Proses ini menggunakan listrik dari sumber energi terbarukan untuk elektrolisis air garam sehingga menghasilkan hidrogen dan oksigen, ditambah dengan reaksi yang melibatkan mineral berlimpah secara global untuk menghasilkan larutan yang sangat menyerap dan mempertahankan karbon dioksida dari atmosfer.

Rau dan peneliti lain telah mengembangkan beberapa metode terkait, yang semuanya melibatkan elektrokimia, air garam, dan mineral karbonat atau silikat.

“Ini tidak hanya mengurangi karbon dioksida di atmosfer, tetapi juga menambah alkalinitas pada lautan – melawan pengasaman laut, jadi manfaatnya terdapat dua cabang,” kata Rau. “Prosesnya hanya mengubah karbon dioksida menjadi mineral bikarbonat terlarut, yang sudah berlimpah di lautan dan membantu melawan pengasaman laut.”

Pendekatan emisi negatif yang telah mendapat perhatian paling besar sejauh ini dikenal sebagai “biomass energy plus carbon capture and storage” (BECCS). Di mana melibatkan penanaman pohon atau tanaman bioenergi lainnya (yang menyerap karbon dioksida saat tumbuh), membakar biomassa sebagai bahan bakar untuk pembangkit listrik, menangkap emisi, dan mengubur karbon dioksida terkonsentrasi di bawah tanah.

“BECCS mahal dan sangat mahal.
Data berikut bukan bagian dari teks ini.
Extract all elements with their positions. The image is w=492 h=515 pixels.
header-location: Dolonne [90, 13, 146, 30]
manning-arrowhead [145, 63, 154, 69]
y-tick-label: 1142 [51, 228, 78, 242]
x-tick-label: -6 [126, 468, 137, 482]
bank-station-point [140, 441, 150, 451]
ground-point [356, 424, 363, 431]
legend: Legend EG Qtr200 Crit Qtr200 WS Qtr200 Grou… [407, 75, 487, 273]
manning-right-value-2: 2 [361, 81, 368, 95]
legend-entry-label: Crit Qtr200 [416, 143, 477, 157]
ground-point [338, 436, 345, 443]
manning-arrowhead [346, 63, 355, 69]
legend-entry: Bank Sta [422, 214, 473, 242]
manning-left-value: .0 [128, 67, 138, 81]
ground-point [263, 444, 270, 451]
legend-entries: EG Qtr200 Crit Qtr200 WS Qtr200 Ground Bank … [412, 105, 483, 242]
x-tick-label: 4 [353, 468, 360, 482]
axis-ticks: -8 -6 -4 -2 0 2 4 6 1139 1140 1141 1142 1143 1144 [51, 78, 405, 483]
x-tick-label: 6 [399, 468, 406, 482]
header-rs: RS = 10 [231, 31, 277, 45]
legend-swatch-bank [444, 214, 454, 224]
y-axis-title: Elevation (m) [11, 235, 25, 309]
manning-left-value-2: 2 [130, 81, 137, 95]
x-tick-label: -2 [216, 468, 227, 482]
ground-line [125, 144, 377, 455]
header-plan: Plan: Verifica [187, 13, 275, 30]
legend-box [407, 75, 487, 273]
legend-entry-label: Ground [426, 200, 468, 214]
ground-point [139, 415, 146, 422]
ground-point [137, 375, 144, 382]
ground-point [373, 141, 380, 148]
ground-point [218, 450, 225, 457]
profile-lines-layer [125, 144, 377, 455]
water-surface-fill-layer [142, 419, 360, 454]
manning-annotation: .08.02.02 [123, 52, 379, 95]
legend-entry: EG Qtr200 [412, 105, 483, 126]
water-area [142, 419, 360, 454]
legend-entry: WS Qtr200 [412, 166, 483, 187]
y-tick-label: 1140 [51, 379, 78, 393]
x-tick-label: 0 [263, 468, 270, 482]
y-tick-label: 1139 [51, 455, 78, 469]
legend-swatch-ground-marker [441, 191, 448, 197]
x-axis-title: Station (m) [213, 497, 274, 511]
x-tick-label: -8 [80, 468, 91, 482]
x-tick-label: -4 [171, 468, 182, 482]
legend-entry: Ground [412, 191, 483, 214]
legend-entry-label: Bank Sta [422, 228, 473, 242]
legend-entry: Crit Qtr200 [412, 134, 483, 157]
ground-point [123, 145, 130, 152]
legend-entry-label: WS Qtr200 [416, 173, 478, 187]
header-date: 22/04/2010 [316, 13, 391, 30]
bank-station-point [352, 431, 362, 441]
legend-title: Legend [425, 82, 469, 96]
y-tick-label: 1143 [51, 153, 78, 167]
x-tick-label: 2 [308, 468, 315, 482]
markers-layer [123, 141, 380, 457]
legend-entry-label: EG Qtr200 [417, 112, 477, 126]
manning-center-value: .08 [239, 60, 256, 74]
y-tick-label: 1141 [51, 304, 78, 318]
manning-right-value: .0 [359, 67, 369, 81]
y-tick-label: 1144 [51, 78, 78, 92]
Kami pikir proses elektrokimia dari pembangkitan hidrogen ini menyediakan cara yang lebih efisien dan kapasitas yang lebih tinggi untuk menghasilkan energi dengan emisi negatif,” kata Rau.

Dia dan rekan penulisnya memperkirakan apa yang dapat dilakukan metode elektrogeokimia, rata-rata, meningkatkan pembangkitan energi dan penghilangan karbon lebih dari 50 kali dibandingkan dengan BECCS, dengan biaya yang setara atau lebih rendah. Dia mengakui bahwa BECCS lebih jauh dalam hal implementasi, dengan beberapa pembangkit energi biomassa yang sudah beroperasi. Selain itu, BECCS menghasilkan listrik daripada hidrogen yang lebih jarang digunakan.

“Masalahnya adalah bagaimana memasok biomassa yang cukup dan biaya dan risiko yang terkait dengan menempatkan karbon dioksida terkonsentrasi di dalam tanah dan berharap itu tetap ada,” kata Rau.

Metode elektrogeokimia telah ditunjukkan di laboratorium, tetapi lebih banyak penelitian diperlukan untuk meningkatkannya. Teknologi mungkin akan terbatas pada situs di pantai atau lepas pantai dengan akses ke air laut, energi terbarukan yang melimpah, dan mineral.

Coauthor Heather Willauer di US Naval Research Laboratory memimpin proyek paling canggih dari jenis ini, modul pertukaran elektrolitik yang dirancang untuk menghasilkan hidrogen dan menghilangkan karbon dioksida melalui elektrolisis air laut. Alih-alih kemudian menggabungkan karbon dioksida dan hidrogen untuk membuat bahan bakar hidrokarbon (kepentingan utama Angkatan Laut), proses tersebut dapat dimodifikasi untuk mengubah dan menyimpan karbon dioksida sebagai bikarbonat laut, sehingga mencapai emisi negatif.

“Ini adalah hari-hari awal dalam teknologi emisi negatif, dan kita perlu tetap berpikiran terbuka tentang pilihan apa yang mungkin muncul,” kata Rau. “Kami juga membutuhkan kebijakan yang akan mendorong munculnya teknologi ini.”